How to Write An Op-Ed Article

The right op-ed piece can give your company free exposure in the local community. Getting it right is trickier than it seems, but with a little help you can create a powerful and professional op-ed piece that will make a lasting impression on readers.

You've written successful white papers and business plans.

Maybe you've even published a contributed article or two. Unfortunately, none of your previous writing experience will prepare you to write an effective op-ed.

Op-ed pieces are unique. Unlike most of the other tools in your PR arsenal, op-ed pieces are designed to be opinionated. Readers and editors expect an op-ed piece to try to persuade them to a specific viewpoint and ultimately prescribe a course of action.

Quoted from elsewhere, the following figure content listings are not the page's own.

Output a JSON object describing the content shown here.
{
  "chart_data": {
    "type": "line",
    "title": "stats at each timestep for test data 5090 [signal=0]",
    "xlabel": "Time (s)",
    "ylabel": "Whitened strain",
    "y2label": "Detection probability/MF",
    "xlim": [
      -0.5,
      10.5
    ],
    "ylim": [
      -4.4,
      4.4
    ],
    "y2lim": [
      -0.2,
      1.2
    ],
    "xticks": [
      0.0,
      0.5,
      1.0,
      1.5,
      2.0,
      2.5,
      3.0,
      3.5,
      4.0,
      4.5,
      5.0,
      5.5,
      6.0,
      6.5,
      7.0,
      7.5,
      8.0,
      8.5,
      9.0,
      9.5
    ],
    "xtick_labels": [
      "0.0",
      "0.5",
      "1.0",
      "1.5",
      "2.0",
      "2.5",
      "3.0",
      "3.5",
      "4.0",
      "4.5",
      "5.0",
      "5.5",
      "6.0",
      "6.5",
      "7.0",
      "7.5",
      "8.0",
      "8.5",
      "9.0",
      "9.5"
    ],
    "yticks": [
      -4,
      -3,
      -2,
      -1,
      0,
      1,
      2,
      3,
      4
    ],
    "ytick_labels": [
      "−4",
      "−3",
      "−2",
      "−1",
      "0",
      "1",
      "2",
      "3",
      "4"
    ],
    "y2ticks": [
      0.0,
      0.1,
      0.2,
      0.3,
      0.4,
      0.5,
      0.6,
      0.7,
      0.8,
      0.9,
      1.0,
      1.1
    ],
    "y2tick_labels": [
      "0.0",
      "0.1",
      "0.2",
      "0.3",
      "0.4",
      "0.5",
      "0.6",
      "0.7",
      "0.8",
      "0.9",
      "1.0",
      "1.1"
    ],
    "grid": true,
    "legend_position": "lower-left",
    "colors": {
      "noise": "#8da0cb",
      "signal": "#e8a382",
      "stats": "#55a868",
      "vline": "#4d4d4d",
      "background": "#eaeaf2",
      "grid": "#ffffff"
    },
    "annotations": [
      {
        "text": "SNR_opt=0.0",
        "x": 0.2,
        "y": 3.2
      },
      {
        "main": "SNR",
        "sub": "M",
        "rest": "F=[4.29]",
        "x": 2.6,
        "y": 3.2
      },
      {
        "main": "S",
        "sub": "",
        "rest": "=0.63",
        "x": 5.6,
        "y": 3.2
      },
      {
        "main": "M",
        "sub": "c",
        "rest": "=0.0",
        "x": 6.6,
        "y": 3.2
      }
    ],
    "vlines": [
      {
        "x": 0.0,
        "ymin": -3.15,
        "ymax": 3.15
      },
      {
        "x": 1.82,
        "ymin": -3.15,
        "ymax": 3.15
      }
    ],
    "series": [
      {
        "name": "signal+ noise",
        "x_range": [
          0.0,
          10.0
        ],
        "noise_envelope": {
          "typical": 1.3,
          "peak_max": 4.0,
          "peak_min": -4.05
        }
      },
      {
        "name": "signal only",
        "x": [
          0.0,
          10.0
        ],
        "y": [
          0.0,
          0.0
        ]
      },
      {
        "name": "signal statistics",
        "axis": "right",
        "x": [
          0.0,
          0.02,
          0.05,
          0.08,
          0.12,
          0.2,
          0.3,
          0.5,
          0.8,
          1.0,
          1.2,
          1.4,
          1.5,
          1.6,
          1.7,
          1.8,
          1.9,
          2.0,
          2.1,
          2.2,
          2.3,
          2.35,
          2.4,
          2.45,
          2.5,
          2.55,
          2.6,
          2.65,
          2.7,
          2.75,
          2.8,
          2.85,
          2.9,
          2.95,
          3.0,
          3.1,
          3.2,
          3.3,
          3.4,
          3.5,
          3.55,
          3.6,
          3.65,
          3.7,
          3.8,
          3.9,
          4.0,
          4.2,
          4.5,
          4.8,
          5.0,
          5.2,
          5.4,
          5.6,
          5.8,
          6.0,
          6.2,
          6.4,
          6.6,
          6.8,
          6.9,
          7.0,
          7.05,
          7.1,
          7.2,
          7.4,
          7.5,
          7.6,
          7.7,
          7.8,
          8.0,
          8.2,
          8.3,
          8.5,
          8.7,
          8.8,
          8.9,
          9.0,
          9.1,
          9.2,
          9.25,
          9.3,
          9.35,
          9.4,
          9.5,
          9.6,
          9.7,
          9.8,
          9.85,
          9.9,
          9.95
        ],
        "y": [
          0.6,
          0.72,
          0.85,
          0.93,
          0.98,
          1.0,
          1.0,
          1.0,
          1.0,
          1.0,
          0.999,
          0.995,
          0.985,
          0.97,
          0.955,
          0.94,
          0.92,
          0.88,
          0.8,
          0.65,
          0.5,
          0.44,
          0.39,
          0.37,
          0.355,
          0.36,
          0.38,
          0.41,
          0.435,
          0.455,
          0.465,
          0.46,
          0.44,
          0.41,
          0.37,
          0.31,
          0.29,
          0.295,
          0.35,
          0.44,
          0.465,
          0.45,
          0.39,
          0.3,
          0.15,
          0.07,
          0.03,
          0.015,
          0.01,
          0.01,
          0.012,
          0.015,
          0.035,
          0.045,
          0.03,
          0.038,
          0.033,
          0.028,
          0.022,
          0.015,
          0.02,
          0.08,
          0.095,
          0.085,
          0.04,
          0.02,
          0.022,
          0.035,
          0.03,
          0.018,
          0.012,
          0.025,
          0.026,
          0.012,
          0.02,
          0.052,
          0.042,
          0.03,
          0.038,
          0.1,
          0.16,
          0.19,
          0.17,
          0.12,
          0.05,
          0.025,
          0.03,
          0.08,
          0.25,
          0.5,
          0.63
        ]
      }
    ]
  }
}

While you can't blatantly promote your company or your products in an op-ed piece, you can attempt to influence readers about issues that are important to you and your organization. Here's how to do it :

  • Pay attention to length. Op-ed pieces are shorter than other PR materials. Weekday op-eds only run about 700 words, so you will need to carefully observe each publication's length requirements.
  • Be direct. Due to space restrictions, every word counts in an op-ed piece. Don't waste words by being overly descriptive or by including extraneous content that has no direct bearing on your message to the readers.
  • Stick to one point. Contributed articles have latitude in the number of points they make. Op-eds only make one point - and they do it over and over throughout the piece.
  • Be persuasive. The goal of an op-ed is to persuade readers to a specific point of view. Editors expect the tone of an op-ed to be persuasive, but respectful. If your op-ed attempts to advance your perspectives through personal attacks or mean-spiritedness, it won't be published.
  • Offer a solution. We've all read op-eds that go on and on about how bad something is, but never offer any suggestions about how to fix it. Don't make the same mistake. It's okay to repeatedly identify shortcomings, but sooner or later (usually in the second half of the op-ed) you have to be willing to prescribe a solution.
  • Include a bio. Don't forget to include a short bio (not a full resume) with your submission. Editors usually include a brief paragraph about the writer at the end of each op-ed.
  • Avoid simultaneous submissions. Legally, a newspaper can't publish an op-ed that has already been published somewhere else. That can be a problem if you've submitted your op-ed to multiple publications. As soon as you learn that your op-ed has been accepted for publication, withdraw it from consideration everywhere else.